Individuals who are looking for borrowing money from the bank will be more interested in understanding the difference between loan and overdraft (OD) and which one is better to avail.
Both terms are used while availing amount from the bank for which interest will be charged depending on the duration.
|Short Meaning||The loan refers to the fixed amount of money borrowed for a specified period, against a guarantee, which should be repaid with interest.||Overdraft is an arrangement whereby the customer is authorized to withdraw an amount greater than the balance shown as a credit in the current account, but only up to a certain limit.|
|What is it?||Borrowed capital||Credit facility|
|Source of||Long-term funds||Short-term funds|
|Interest||Charged on loan sanctioned.||Charged on amount overdrawn.|
|Calculation of interest||Monthly basis||Daily basis|
|Repayment||Either on demand or on fixed monthly installments.||Through deposits in the bank account.|
|Is it necessary for someone to hold a bank account to benefit from this service?||No, it is not compulsory.||Yes, he / she must have a current account in the respective bank.|
Many business individuals or current account holders will be looking for OD and loan facility from banks to meet their constant demand. Here are 5 differences between loan and overdraft.
1) An overdraft facility is a credit given to the individual or company on a current account.
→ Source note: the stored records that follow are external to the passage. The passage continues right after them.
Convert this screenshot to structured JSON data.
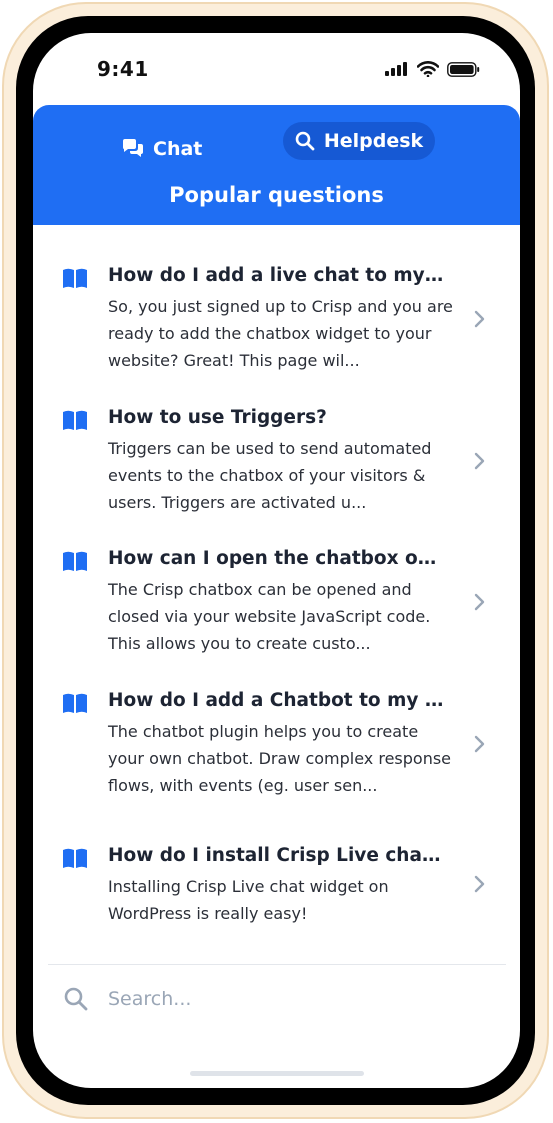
{
  "status_bar": {
    "time": "9:41",
    "icons": [
      "signal-icon",
      "wifi-icon",
      "battery-icon"
    ]
  },
  "header": {
    "tabs": [
      {
        "label": "Chat",
        "icon": "chat-bubbles-icon",
        "active": false
      },
      {
        "label": "Helpdesk",
        "icon": "search-icon",
        "active": true
      }
    ],
    "title": "Popular questions"
  },
  "articles": [
    {
      "title": "How do I add a live chat to my we...",
      "description": "So, you just signed up to Crisp and you are ready to add the chatbox widget to your website? Great! This page wil...",
      "icon": "book-icon"
    },
    {
      "title": "How to use Triggers?",
      "description": "Triggers can be used to send automated events to the chatbox of your visitors & users. Triggers are activated u...",
      "icon": "book-icon"
    },
    {
      "title": "How can I open the chatbox on cli...",
      "description": "The Crisp chatbox can be opened and closed via your website JavaScript code. This allows you to create custo...",
      "icon": "book-icon"
    },
    {
      "title": "How do I add a Chatbot to my we...",
      "description": "The chatbot plugin helps you to create your own chatbot. Draw complex response flows, with events (eg. user sen...",
      "icon": "book-icon"
    },
    {
      "title": "How do I install Crisp Live chat...",
      "description": "Installing Crisp Live chat widget on WordPress is really easy!",
      "icon": "book-icon"
    }
  ],
  "search": {
    "placeholder": "Search...",
    "value": ""
  },
  "colors": {
    "brand_blue": "#1f6ef3",
    "active_tab": "#1659d4",
    "frame": "#fbeedb"
  }
}
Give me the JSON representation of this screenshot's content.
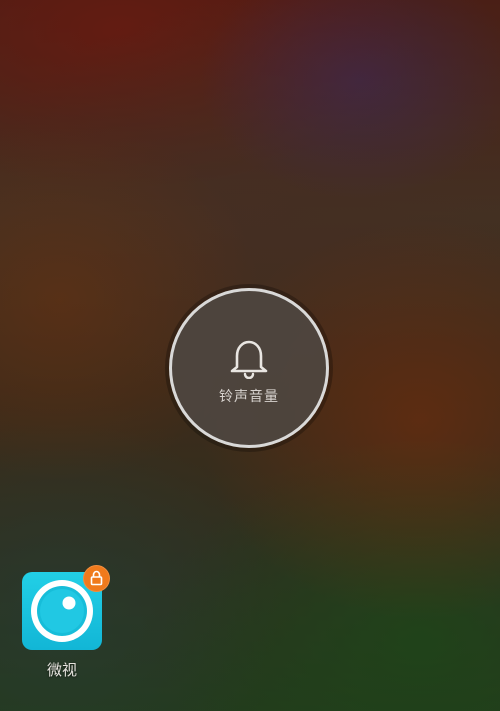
{
  "volume_hud": {
    "icon": "bell-icon",
    "label": "铃声音量"
  },
  "app": {
    "label": "微视",
    "icon": "weishi-app-icon",
    "badge_icon": "lock-icon",
    "tile_color": "#1cc4de",
    "badge_color": "#f07a1c"
  }
}
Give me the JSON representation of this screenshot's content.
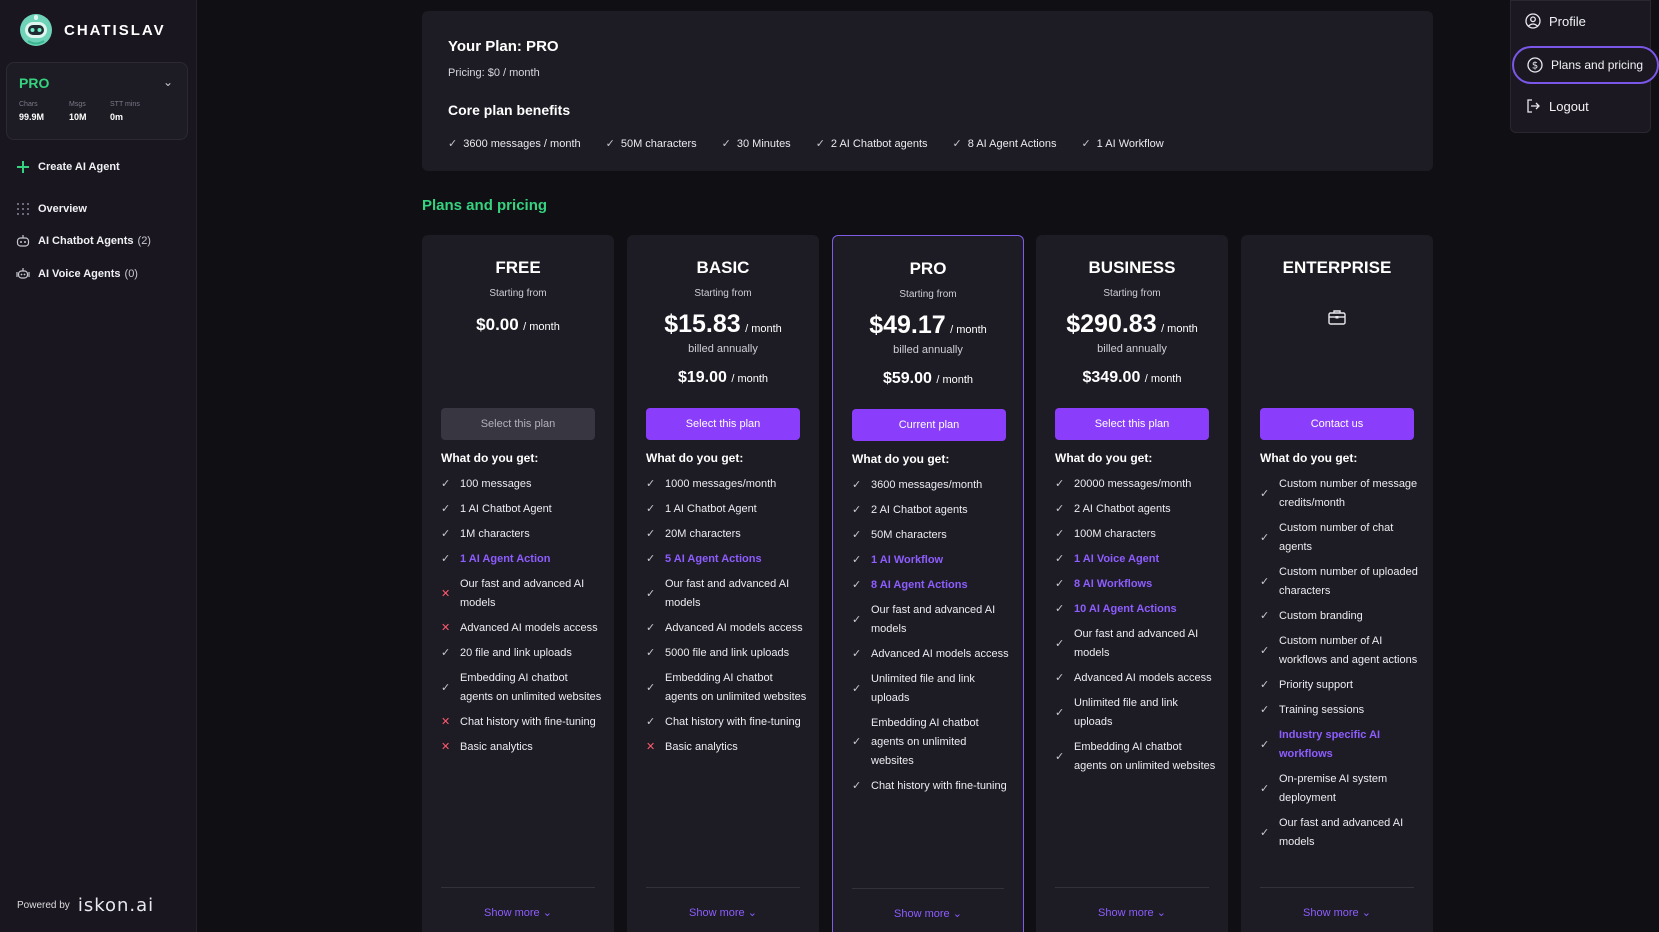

The amount you withdraw can vary every day based on your requirement. It is similar to a credit card spending. You can borrow as much as you need upto your credit limit.
However, a loan is a fixed amount of capital that is borrowed from the bank for a fixed period with regular repayments.
2) In overdraft, the interest rate is charged only on the overdraft amount borrowed not on the limit of the overdraft facility; whereas in Loan, the interest is charged on the entire amount borrowed, whether or not you have completely utilized it. Note that the interest charged on OD is higher than loans.
3) Usually, an overdraft is availed for the short duration and you cannot borrow large sums due to credit limits. A loan can is taken for a long-term period, say around 3-25 years and you can borrow large sums for expansion purposes based on your capacity.
4)Overdraft is ideal for working capital requirements like day to day fund requirements, but loan makes sense for capital investments like a new machinery or new building.
5) Payment option in overdraft facility will be made in a lump sum and can be closed anytime but your credit limit can change depending on your credit score. It is more flexible in terms of payment, while a loan is paid in Equated Monthly Installments (EMI) and have to be paid within the scheduled time to avoid hampering credit ratings and other financial problems.
Loans are best for planned purchases, where in you can also plan your repayments from your earnings. Overdrafts are best suited for smaller emergency expenses and usual business capital required for inventory or stock maintenance.